Here are some interesting stories on the midterm campaigns that you may have missed on Wednesday, September 17:
• According to the Wesleyan Media Project, Democrats are running more ads than Republicans in the key Senate races taking place in Arkansas, Colorado, Georgia, Iowa, Kentucky, Louisiana, Michigan, North Carolina, and Virginia. That’s good news for Democrats (assuming that political ads actually make a difference, which is up for debate).

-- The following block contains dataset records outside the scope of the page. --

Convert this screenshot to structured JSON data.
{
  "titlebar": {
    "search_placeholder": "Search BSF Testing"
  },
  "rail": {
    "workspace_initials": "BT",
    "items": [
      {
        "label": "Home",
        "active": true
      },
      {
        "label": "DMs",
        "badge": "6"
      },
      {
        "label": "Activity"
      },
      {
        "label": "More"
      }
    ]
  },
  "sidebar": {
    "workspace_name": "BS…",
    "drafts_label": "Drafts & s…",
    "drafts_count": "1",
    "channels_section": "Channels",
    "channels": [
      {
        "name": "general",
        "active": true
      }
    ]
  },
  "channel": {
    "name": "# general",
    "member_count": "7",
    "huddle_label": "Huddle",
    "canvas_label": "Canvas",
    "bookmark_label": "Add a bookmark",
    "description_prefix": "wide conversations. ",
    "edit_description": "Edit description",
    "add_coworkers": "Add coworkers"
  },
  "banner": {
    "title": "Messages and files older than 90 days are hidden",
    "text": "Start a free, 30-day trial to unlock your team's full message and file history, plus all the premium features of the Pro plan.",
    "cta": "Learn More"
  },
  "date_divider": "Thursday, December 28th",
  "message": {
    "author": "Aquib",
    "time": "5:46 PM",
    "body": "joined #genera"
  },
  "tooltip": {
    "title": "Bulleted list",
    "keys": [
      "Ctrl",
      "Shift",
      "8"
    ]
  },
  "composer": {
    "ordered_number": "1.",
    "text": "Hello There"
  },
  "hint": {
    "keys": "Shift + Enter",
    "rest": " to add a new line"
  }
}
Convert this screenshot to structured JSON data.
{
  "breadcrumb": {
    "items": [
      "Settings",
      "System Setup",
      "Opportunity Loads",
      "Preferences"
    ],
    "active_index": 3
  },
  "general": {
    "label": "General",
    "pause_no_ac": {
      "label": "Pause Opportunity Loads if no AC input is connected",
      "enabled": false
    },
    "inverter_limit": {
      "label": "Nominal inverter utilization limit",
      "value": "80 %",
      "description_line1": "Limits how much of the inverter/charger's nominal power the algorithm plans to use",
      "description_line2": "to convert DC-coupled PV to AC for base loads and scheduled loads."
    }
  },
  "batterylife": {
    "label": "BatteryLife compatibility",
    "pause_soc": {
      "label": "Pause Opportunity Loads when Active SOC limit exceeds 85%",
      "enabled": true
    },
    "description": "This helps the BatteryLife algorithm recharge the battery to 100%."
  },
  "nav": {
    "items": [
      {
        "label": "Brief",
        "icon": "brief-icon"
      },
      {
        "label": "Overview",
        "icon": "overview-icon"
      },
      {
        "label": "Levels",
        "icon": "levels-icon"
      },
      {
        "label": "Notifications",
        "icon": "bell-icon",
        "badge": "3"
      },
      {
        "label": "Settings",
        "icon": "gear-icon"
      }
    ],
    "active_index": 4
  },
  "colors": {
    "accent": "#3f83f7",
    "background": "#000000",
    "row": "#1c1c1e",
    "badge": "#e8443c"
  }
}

• Two new Quinnipiac polls upend the conventional wisdom in hotly contested races. In Iowa, Quinnipiac finds Republican Joni Ernst opening up a 6 percent lead over Democratic Rep. Bruce Braley among likely voters. Other polls have shown a much tighter contest; the Real Clear Politicspoll average shows Braley ahead by less than 1 percent. Similarly, Quinnipiac finds Colorado governor John Hickenlooper down 10 to Republican challenger Bob Beauprez, while the poll average has Beauprez up by just 0.5 percent. It remains to be seen whether these results are outliers, or the first indications of a major shift toward the GOP.
• Along those same lines, a new New England College poll finds Senator Jeanne Shaheen (D-NH) leading Republican challenger Scott Brown, 51 to 40 percent. Shaheen leads by just 3.8 percent in the poll average.
• Monica Wehby, the Republican Senate nominee in Oregon, apparently plagiarized her health care plan from Karl Rove’s SuperPAC, American Crossroads. Wehby was once viewed as a rising star with a chance of upsetting incumbent Democrat Jeff Merkley; now, not so much.
• And Rep. Tom Cotton (R-AR), the GOP challenger to Senator Mark Pryor, is showing off his softer side. Republicans presumably hope that it will go better than his last effort, in which included the freshman congressman claiming “I’m warm, damnit.”